浜までは海女も蓑(みの)着る時雨(しぐれ)かな

江戸時代の俳人・滝瓢水が詠んだ俳句だが、解説に考えさせられるものがあった。

これから海に潜る海女が、雨を避けるために蓑を着て浜に向かう。
どうせ海に入れば濡れてしまうのに、なぜ蓑を着る必要があるのか。
浜までは濡れずに行きたい、というのが海女の気持ちなのである。
つまり人間は、少しでも自分を愛おしみ、最後まで努力を重ねていかなければならないのである。
この句の“浜”を“死”と捉えれば、一層味わいが深まる。
どうせ仕事を辞めたんだから、どうせ老い先短いんだから、と投げやりになるのが年寄りの一番よくないところである。
死ぬ時までは、とにかく蓑を着る。
日が照りつければ日傘を差す。
そうして最後の最後まで前向きに、少しでも美しく立派に生きる努力を重ねていくべきなのである。
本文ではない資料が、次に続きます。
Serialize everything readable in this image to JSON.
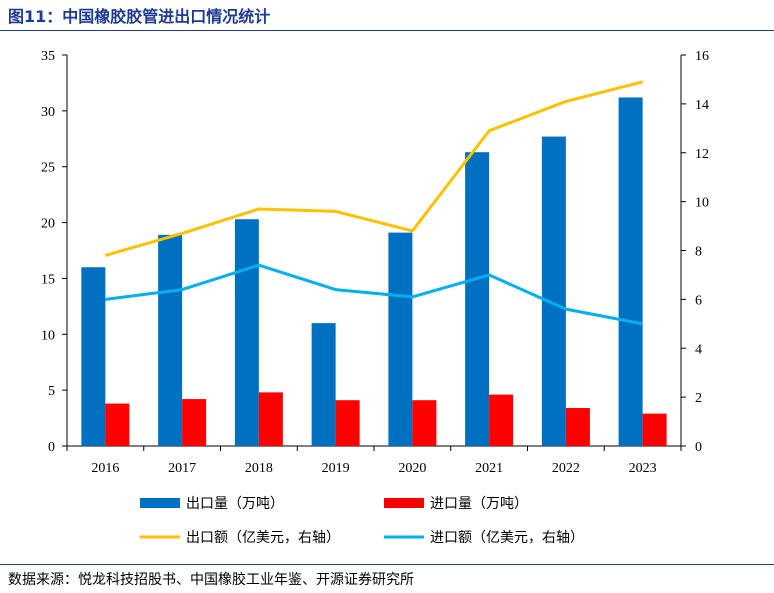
{
  "figure": {
    "title": "图11：中国橡胶胶管进出口情况统计",
    "source": "数据来源：悦龙科技招股书、中国橡胶工业年鉴、开源证券研究所"
  },
  "chart_data": {
    "type": "bar",
    "categories": [
      "2016",
      "2017",
      "2018",
      "2019",
      "2020",
      "2021",
      "2022",
      "2023"
    ],
    "series": [
      {
        "name": "出口量（万吨）",
        "type": "bar",
        "axis": "left",
        "color": "#0070c0",
        "values": [
          16.0,
          18.9,
          20.3,
          11.0,
          19.1,
          26.3,
          27.7,
          31.2
        ]
      },
      {
        "name": "进口量（万吨）",
        "type": "bar",
        "axis": "left",
        "color": "#ff0000",
        "values": [
          3.8,
          4.2,
          4.8,
          4.1,
          4.1,
          4.6,
          3.4,
          2.9
        ]
      },
      {
        "name": "出口额（亿美元，右轴）",
        "type": "line",
        "axis": "right",
        "color": "#ffc000",
        "values": [
          7.8,
          8.7,
          9.7,
          9.6,
          8.8,
          12.9,
          14.1,
          14.9
        ]
      },
      {
        "name": "进口额（亿美元，右轴）",
        "type": "line",
        "axis": "right",
        "color": "#00b0f0",
        "values": [
          6.0,
          6.4,
          7.4,
          6.4,
          6.1,
          7.0,
          5.6,
          5.0
        ]
      }
    ],
    "left_axis": {
      "ylim": [
        0,
        35
      ],
      "ticks": [
        "0",
        "5",
        "10",
        "15",
        "20",
        "25",
        "30",
        "35"
      ]
    },
    "right_axis": {
      "ylim": [
        0,
        16
      ],
      "ticks": [
        "0",
        "2",
        "4",
        "6",
        "8",
        "10",
        "12",
        "14",
        "16"
      ]
    },
    "grid": false,
    "legend_position": "bottom"
  }
}
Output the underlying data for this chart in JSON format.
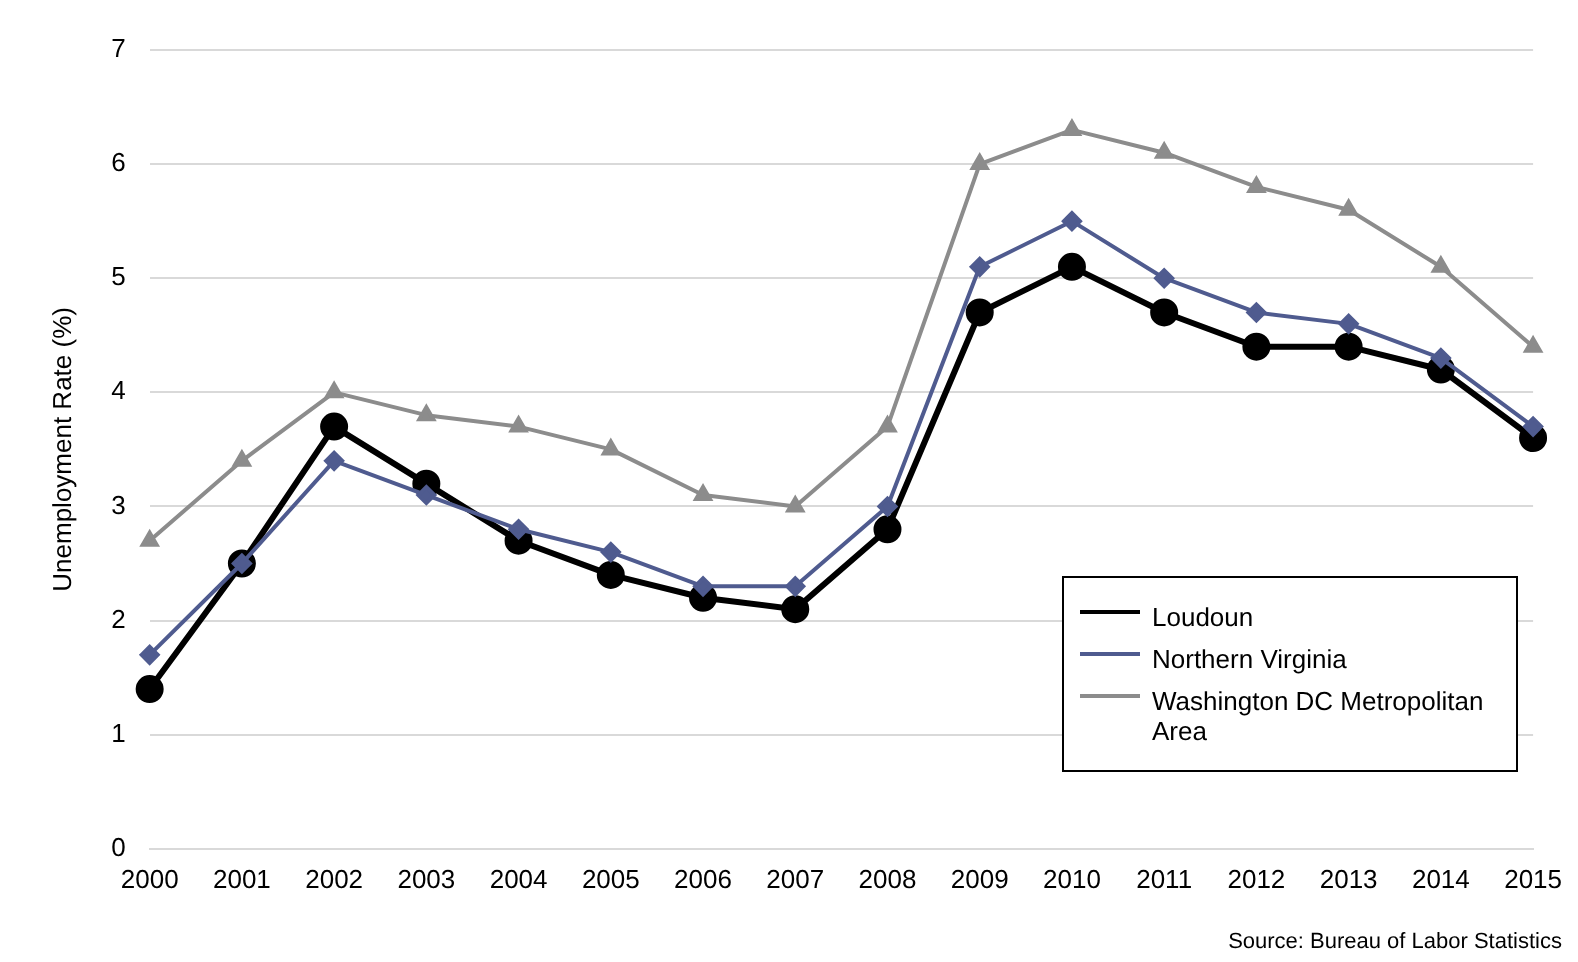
{
  "chart_data": {
    "type": "line",
    "ylabel": "Unemployment Rate (%)",
    "categories": [
      "2000",
      "2001",
      "2002",
      "2003",
      "2004",
      "2005",
      "2006",
      "2007",
      "2008",
      "2009",
      "2010",
      "2011",
      "2012",
      "2013",
      "2014",
      "2015"
    ],
    "series": [
      {
        "name": "Loudoun",
        "color": "#000000",
        "marker": "circle",
        "values": [
          1.4,
          2.5,
          3.7,
          3.2,
          2.7,
          2.4,
          2.2,
          2.1,
          2.8,
          4.7,
          5.1,
          4.7,
          4.4,
          4.4,
          4.2,
          3.6
        ]
      },
      {
        "name": "Northern Virginia",
        "color": "#4f5b8f",
        "marker": "diamond",
        "values": [
          1.7,
          2.5,
          3.4,
          3.1,
          2.8,
          2.6,
          2.3,
          2.3,
          3.0,
          5.1,
          5.5,
          5.0,
          4.7,
          4.6,
          4.3,
          3.7
        ]
      },
      {
        "name": "Washington DC Metropolitan Area",
        "color": "#8c8c8c",
        "marker": "triangle",
        "values": [
          2.7,
          3.4,
          4.0,
          3.8,
          3.7,
          3.5,
          3.1,
          3.0,
          3.7,
          6.0,
          6.3,
          6.1,
          5.8,
          5.6,
          5.1,
          4.4
        ]
      }
    ],
    "ylim": [
      0,
      7
    ],
    "yticks": [
      0,
      1,
      2,
      3,
      4,
      5,
      6,
      7
    ],
    "grid": "y",
    "legend": "bottom right",
    "annotations": [
      "Source: Bureau of Labor Statistics"
    ]
  }
}
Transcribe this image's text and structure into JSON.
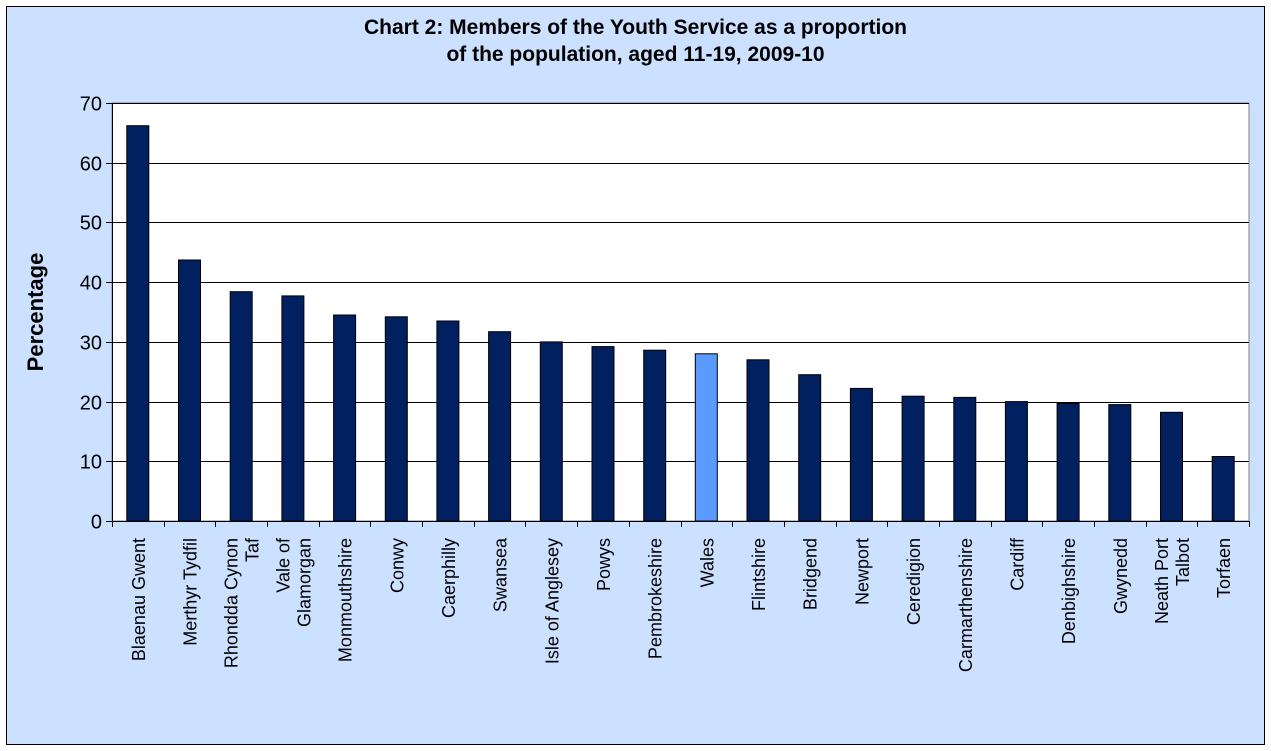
{
  "chart_data": {
    "type": "bar",
    "title_lines": [
      "Chart 2: Members of the Youth Service as a proportion",
      "of the population, aged 11-19, 2009-10"
    ],
    "xlabel": "",
    "ylabel": "Percentage",
    "ylim": [
      0,
      70
    ],
    "yticks": [
      0,
      10,
      20,
      30,
      40,
      50,
      60,
      70
    ],
    "grid": true,
    "legend": "none",
    "categories": [
      [
        "Blaenau Gwent"
      ],
      [
        "Merthyr Tydfil"
      ],
      [
        "Rhondda Cynon",
        "Taf"
      ],
      [
        "Vale of",
        "Glamorgan"
      ],
      [
        "Monmouthshire"
      ],
      [
        "Conwy"
      ],
      [
        "Caerphilly"
      ],
      [
        "Swansea"
      ],
      [
        "Isle of Anglesey"
      ],
      [
        "Powys"
      ],
      [
        "Pembrokeshire"
      ],
      [
        "Wales"
      ],
      [
        "Flintshire"
      ],
      [
        "Bridgend"
      ],
      [
        "Newport"
      ],
      [
        "Ceredigion"
      ],
      [
        "Carmarthenshire"
      ],
      [
        "Cardiff"
      ],
      [
        "Denbighshire"
      ],
      [
        "Gwynedd"
      ],
      [
        "Neath Port",
        "Talbot"
      ],
      [
        "Torfaen"
      ]
    ],
    "values": [
      66.2,
      43.7,
      38.4,
      37.7,
      34.5,
      34.2,
      33.5,
      31.7,
      30.0,
      29.2,
      28.6,
      28.0,
      27.0,
      24.5,
      22.2,
      20.9,
      20.7,
      20.0,
      19.7,
      19.5,
      18.2,
      10.8
    ],
    "highlight_category": "Wales",
    "colors": {
      "bar": "#002060",
      "highlight_bar": "#5b9bff",
      "bar_border": "#000000",
      "plot_background": "#ffffff",
      "chart_background": "#cce0ff",
      "gridline": "#000000"
    }
  }
}
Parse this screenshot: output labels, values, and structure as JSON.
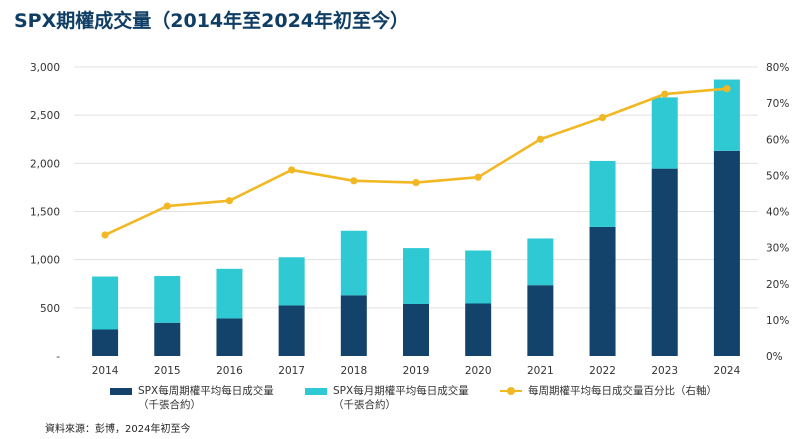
{
  "title": "SPX期權成交量（2014年至2024年初至今）",
  "source": "資料來源：彭博，2024年初至今",
  "colors": {
    "weekly": "#13426b",
    "monthly": "#2ec9d3",
    "pct": "#f2b824",
    "grid": "#e1e1e1"
  },
  "legend": {
    "weekly": {
      "line1": "SPX每周期權平均每日成交量",
      "line2": "（千張合約）"
    },
    "monthly": {
      "line1": "SPX每月期權平均每日成交量",
      "line2": "（千張合約）"
    },
    "pct": {
      "line1": "每周期權平均每日成交量百分比（右軸）"
    }
  },
  "chart_data": {
    "type": "bar",
    "stacked": true,
    "categories": [
      "2014",
      "2015",
      "2016",
      "2017",
      "2018",
      "2019",
      "2020",
      "2021",
      "2022",
      "2023",
      "2024"
    ],
    "series": [
      {
        "name": "SPX每周期權平均每日成交量（千張合約）",
        "type": "bar",
        "axis": "left",
        "values": [
          275,
          345,
          390,
          525,
          630,
          540,
          545,
          735,
          1340,
          1945,
          2130
        ]
      },
      {
        "name": "SPX每月期權平均每日成交量（千張合約）",
        "type": "bar",
        "axis": "left",
        "values": [
          550,
          485,
          515,
          500,
          670,
          580,
          550,
          485,
          685,
          740,
          740
        ]
      },
      {
        "name": "每周期權平均每日成交量百分比（右軸）",
        "type": "line",
        "axis": "right",
        "values": [
          33.5,
          41.5,
          43,
          51.5,
          48.5,
          48,
          49.5,
          60,
          66,
          72.5,
          74
        ]
      }
    ],
    "yleft": {
      "min": 0,
      "max": 3000,
      "ticks": [
        "-",
        "500",
        "1,000",
        "1,500",
        "2,000",
        "2,500",
        "3,000"
      ]
    },
    "yright": {
      "min": 0,
      "max": 80,
      "ticks": [
        "0%",
        "10%",
        "20%",
        "30%",
        "40%",
        "50%",
        "60%",
        "70%",
        "80%"
      ]
    },
    "grid": true,
    "legend_position": "bottom"
  }
}
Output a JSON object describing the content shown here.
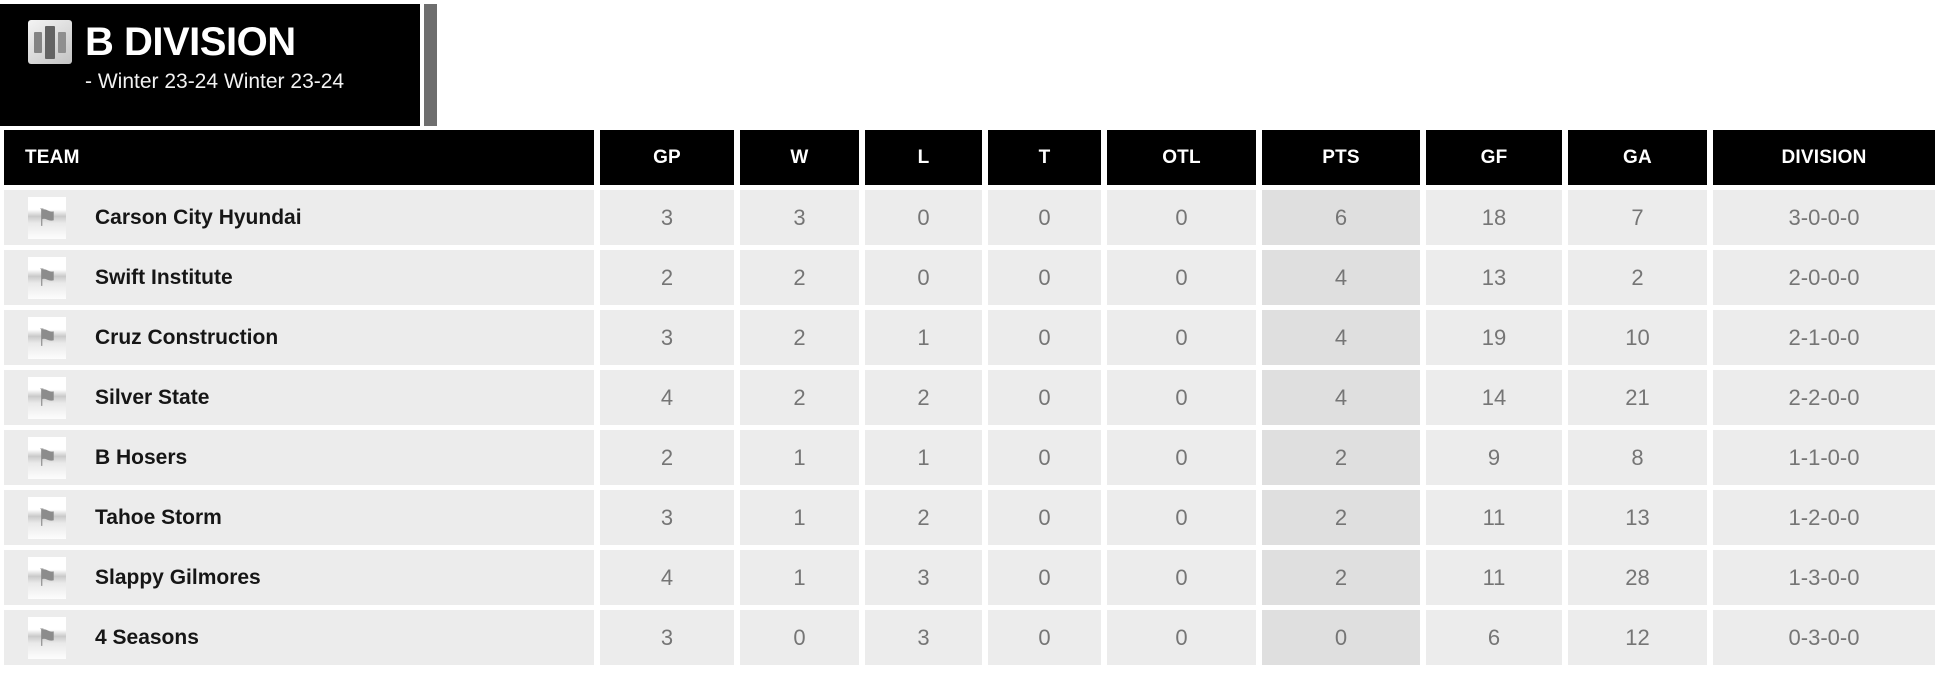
{
  "header": {
    "title": "B DIVISION",
    "subtitle": "- Winter 23-24 Winter 23-24",
    "icon": "stats-bars-icon"
  },
  "table": {
    "columns": [
      "TEAM",
      "GP",
      "W",
      "L",
      "T",
      "OTL",
      "PTS",
      "GF",
      "GA",
      "DIVISION"
    ],
    "column_keys": [
      "team",
      "gp",
      "w",
      "l",
      "t",
      "otl",
      "pts",
      "gf",
      "ga",
      "division"
    ],
    "rows": [
      {
        "team": "Carson City Hyundai",
        "gp": "3",
        "w": "3",
        "l": "0",
        "t": "0",
        "otl": "0",
        "pts": "6",
        "gf": "18",
        "ga": "7",
        "division": "3-0-0-0"
      },
      {
        "team": "Swift Institute",
        "gp": "2",
        "w": "2",
        "l": "0",
        "t": "0",
        "otl": "0",
        "pts": "4",
        "gf": "13",
        "ga": "2",
        "division": "2-0-0-0"
      },
      {
        "team": "Cruz Construction",
        "gp": "3",
        "w": "2",
        "l": "1",
        "t": "0",
        "otl": "0",
        "pts": "4",
        "gf": "19",
        "ga": "10",
        "division": "2-1-0-0"
      },
      {
        "team": "Silver State",
        "gp": "4",
        "w": "2",
        "l": "2",
        "t": "0",
        "otl": "0",
        "pts": "4",
        "gf": "14",
        "ga": "21",
        "division": "2-2-0-0"
      },
      {
        "team": "B Hosers",
        "gp": "2",
        "w": "1",
        "l": "1",
        "t": "0",
        "otl": "0",
        "pts": "2",
        "gf": "9",
        "ga": "8",
        "division": "1-1-0-0"
      },
      {
        "team": "Tahoe Storm",
        "gp": "3",
        "w": "1",
        "l": "2",
        "t": "0",
        "otl": "0",
        "pts": "2",
        "gf": "11",
        "ga": "13",
        "division": "1-2-0-0"
      },
      {
        "team": "Slappy Gilmores",
        "gp": "4",
        "w": "1",
        "l": "3",
        "t": "0",
        "otl": "0",
        "pts": "2",
        "gf": "11",
        "ga": "28",
        "division": "1-3-0-0"
      },
      {
        "team": "4 Seasons",
        "gp": "3",
        "w": "0",
        "l": "3",
        "t": "0",
        "otl": "0",
        "pts": "0",
        "gf": "6",
        "ga": "12",
        "division": "0-3-0-0"
      }
    ]
  },
  "colors": {
    "header_black": "#000000",
    "row_background": "#ececec",
    "pts_column_background": "#dfdfdf",
    "number_text": "#757575",
    "team_text": "#161616",
    "scrollbar_gray": "#6e6e6e",
    "flag_gray": "#8c8c8c"
  }
}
自分は母親を早くに亡くしている影響か、この歳になって妙に生き急いだり、逆に「人生は死ぬまでの暇つぶし」と粋がってみたりしがち。
しかし、生き急ぐと失敗したり醜態晒すし、暇つぶしと言い切れるほどニヒリズムには浸れない。

過去を回想しようとして、その長さに改めて驚き、朧げな記憶が追えず、酷く困惑した経験なんて自分だけか?
自分としては、多少「暇つぶし」に比重置いた方が、いい按配に生きれそうな気がする。